Auch die dem Antrag als Anlagen beigefügten "European Patent Specification"-Urkunden geben - abgesehen davon, dass ein Verweis auf Anlagen den Darlegungsanforderungen nicht genügt - keinen Aufschluss über diese Fragen. Soweit darüber hinaus ausführliche technische Beschreibungen in englischer Sprache vorgelegt worden sind, können diese auch deshalb nicht die Darlegungsmängel des Antrags heilen, weil sie zum einen nicht in deutscher Sprache abgefasst sind (§ 184 Satz 1 GVG) und zum anderen nicht rechtzeitig vorgelegt worden sind. Sie sind nämlich nicht zusammen mit der Antragsschrift am 26. Juli 2010 per Fax übersandt worden, sondern erstmals zusammen mit dem Original der Antragsschrift am 28. Juli 2010, und damit nach Ablauf der Antragsfrist (§ 172 Abs. 2 Satz 1 StPO) von einem Monat nach Zustellung der Beschwerdeentscheidung des Generalstaatsanwalts bei Gericht eingegangen. Die den Darlegungsanforderungen entsprechende, vollständige Begründung muss innerhalb der Antragsfrist bei Gericht eingehen (vgl. Senatsbeschluss vom 16. Juli 2010 - 1 Ws 357/10 -; Meyer-Goßner aaO. Rn. 34 m. w. N.).

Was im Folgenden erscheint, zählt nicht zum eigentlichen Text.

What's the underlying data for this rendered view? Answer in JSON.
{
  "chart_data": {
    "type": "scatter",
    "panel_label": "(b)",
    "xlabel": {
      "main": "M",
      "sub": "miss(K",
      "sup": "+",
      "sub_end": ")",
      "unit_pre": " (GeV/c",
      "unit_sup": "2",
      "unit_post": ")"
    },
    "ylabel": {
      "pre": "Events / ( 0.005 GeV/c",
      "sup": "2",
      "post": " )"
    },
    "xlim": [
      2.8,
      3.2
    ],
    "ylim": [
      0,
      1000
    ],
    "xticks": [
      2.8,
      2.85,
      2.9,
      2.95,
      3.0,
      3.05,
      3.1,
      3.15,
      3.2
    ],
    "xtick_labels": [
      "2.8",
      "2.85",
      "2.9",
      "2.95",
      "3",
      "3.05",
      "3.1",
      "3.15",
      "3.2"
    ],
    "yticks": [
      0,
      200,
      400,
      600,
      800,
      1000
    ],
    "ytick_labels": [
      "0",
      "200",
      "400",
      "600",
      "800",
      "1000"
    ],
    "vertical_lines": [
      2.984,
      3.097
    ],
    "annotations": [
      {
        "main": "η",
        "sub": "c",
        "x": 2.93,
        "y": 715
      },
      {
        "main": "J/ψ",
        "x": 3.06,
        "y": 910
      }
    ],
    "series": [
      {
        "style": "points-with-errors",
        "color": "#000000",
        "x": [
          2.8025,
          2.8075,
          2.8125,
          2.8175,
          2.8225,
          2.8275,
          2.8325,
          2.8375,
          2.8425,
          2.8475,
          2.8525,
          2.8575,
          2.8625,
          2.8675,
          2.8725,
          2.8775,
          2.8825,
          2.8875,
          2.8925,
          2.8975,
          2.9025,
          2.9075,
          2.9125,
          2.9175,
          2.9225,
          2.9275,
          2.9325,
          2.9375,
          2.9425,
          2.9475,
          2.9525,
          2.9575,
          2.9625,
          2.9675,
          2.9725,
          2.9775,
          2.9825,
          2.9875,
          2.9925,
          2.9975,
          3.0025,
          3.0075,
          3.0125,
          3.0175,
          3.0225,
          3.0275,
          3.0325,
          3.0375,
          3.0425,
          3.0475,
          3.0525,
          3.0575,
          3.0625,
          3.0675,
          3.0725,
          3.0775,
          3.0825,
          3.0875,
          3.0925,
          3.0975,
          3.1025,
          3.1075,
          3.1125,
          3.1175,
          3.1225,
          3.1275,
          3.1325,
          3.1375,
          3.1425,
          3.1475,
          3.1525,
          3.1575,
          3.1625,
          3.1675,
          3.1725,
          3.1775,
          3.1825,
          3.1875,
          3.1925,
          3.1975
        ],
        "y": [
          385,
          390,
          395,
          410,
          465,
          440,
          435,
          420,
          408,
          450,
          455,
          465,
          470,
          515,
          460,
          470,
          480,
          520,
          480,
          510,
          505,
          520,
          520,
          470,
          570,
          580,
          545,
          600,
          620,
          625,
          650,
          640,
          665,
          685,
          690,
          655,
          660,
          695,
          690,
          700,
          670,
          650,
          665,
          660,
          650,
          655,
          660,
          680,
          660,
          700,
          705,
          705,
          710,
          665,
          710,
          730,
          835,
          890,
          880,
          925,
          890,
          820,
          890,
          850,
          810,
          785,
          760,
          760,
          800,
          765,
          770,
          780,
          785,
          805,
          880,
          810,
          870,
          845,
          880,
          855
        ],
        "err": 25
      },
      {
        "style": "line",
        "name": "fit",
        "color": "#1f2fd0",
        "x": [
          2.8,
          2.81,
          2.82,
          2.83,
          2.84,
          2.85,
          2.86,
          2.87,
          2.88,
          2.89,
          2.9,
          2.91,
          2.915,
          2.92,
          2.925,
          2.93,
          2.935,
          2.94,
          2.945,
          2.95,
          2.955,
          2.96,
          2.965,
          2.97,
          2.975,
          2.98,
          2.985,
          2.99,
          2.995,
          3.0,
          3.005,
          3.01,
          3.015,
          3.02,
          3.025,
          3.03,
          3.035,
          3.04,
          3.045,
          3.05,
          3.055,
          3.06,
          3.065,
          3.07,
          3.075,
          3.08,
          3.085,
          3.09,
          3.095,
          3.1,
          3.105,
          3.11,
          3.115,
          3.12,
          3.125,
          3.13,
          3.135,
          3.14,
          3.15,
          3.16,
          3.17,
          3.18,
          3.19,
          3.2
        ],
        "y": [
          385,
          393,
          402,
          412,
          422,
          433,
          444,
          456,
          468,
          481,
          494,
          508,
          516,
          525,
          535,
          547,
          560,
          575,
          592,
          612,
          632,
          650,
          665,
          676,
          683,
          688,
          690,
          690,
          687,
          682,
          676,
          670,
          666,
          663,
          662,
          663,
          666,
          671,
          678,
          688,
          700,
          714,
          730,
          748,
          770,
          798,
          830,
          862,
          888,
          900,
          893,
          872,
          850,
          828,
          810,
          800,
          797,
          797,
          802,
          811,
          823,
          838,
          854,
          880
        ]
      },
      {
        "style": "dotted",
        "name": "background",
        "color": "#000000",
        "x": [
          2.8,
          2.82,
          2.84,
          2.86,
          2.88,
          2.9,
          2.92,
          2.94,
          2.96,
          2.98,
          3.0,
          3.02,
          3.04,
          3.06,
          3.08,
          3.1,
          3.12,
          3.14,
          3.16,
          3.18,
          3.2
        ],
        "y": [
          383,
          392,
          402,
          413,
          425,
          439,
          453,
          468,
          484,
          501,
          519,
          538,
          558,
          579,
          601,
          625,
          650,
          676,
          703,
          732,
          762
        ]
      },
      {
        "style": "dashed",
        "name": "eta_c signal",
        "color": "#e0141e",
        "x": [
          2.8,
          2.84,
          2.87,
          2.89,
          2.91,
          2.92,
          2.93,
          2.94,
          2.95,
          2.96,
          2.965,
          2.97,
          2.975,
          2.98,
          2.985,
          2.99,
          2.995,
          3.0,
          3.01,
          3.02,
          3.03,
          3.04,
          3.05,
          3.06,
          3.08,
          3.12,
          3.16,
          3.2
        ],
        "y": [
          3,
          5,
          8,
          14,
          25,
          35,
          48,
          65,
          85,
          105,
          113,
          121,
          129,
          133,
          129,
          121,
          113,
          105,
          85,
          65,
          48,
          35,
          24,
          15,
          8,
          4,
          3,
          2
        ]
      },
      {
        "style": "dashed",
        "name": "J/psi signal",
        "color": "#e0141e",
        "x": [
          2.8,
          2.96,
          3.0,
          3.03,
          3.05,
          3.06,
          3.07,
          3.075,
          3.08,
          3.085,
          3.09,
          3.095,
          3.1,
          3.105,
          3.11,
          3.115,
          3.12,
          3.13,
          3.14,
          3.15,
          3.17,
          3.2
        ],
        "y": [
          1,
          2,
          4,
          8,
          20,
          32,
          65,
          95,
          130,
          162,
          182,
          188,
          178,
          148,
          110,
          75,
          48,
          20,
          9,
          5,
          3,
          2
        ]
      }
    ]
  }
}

Schließlich enthält der Antrag auch keine Angaben zum Vorliegen der inneren Tatbestandsmerkmale beim Beschuldigten; dies gehört aber ebenfalls zum notwendigen Antragsvorbringen (vgl. Senatsbeschluss vom 2. Juli 2008 - 1 Ws 308/08; ebenso OLG Düsseldorf, Beschluss vom 24. November 1991 - 1 Ws 538-539/93 -; OLG Zweibrücken, Beschluss vom 30. Juni 2006 - 1 Ws 137/06 -; jew. zitiert nach juris).
Der Antrag war deshalb als unzulässig zu verwerfen.
III. Gegen diese Entscheidung ist keine Beschwerde gegeben (§ 304 Abs. 4 StPO).